Les Égyptiens étaient de grands voleurs ; tout le monde en convient. Il est fort naturel que le nombre des voleurs ait augmenté dans le temps de la guerre d’Actisan et d’Amasis. Diodore rapporte, d’après les historiens du pays, que le vainqueur voulut purger l’Égypte de ces brigands, et qu’il les envoya vers les déserts de Sinaï et d’Oreb, après leur avoir préalablement fait couper le bout du nez afin qu’on les reconnût aisément s’ils s’avisaient de venir encore voler en Égypte. Tout cela est très-probable.

Diodore remarque avec raison que le pays où on les envoya ne fournit aucune des commodités de la vie, et qu’il est très-difficile d’y trouver de l’eau et de la nourriture. Telle est en effet cette malheureuse contrée depuis le désert de Pharam jusqu’auprès d’Éber.
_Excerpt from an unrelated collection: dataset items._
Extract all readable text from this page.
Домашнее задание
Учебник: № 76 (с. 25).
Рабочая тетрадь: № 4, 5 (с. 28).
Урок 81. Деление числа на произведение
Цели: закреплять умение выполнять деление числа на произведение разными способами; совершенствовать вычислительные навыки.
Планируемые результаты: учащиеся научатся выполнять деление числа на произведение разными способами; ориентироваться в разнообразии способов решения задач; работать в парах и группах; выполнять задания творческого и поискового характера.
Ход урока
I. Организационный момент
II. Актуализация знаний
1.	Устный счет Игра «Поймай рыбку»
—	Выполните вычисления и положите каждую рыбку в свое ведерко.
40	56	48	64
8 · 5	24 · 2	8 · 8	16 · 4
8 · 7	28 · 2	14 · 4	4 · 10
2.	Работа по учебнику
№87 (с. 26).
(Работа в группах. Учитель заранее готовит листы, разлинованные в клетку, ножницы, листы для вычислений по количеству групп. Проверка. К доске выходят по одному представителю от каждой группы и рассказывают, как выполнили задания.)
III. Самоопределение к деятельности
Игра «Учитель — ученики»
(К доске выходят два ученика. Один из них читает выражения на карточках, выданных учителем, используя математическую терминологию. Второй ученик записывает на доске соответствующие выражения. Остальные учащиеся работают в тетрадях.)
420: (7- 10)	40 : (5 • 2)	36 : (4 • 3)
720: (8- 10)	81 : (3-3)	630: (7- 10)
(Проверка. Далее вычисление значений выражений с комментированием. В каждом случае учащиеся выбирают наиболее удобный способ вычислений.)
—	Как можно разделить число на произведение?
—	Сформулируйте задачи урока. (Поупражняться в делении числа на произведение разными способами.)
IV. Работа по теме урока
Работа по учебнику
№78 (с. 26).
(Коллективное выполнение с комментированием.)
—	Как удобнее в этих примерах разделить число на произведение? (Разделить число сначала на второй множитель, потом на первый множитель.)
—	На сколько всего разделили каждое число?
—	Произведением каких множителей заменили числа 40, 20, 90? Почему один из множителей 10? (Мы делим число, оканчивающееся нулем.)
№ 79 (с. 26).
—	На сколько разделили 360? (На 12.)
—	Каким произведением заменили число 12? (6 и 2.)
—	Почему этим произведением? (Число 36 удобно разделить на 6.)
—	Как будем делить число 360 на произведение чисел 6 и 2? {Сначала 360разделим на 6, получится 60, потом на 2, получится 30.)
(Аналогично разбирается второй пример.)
Les nez coupés purent se procurer, à force de soins, quelques eaux de citerne, ou se servir de quelques puits qui fournissaient de l’eau saumâtre et malsaine, laquelle donne communément une espèce de scorbut et de lèpre. Ils purent encore, ainsi que le dit Diodore, se faire des filets avec lesquels ils prirent des cailles. On remarque, en effet, que tous les ans des troupes innombrables de cailles passent au-dessus de la mer Rouge, et viennent dans ce désert. Jusque-là cette histoire n’a rien qui révolte l’esprit, rien qui ne soit vraisemblable.

Mais, si on veut en inférer que ces nez coupés sont les pères des Juifs, et que leurs enfants, accoutumés au brigandage, s’avancèrent peu à peu dans la Palestine et en conquirent une partie, c’est ce qui n’est pas permis à des chrétiens. Je sais que c’est le sentiment du consul Maillet, du savant Fréret, de Boulanger, des Herbert, des Bolingbroke, des Toland. Mais quoique leur

  1. Tome XVII, page 286 ; XXV, 51.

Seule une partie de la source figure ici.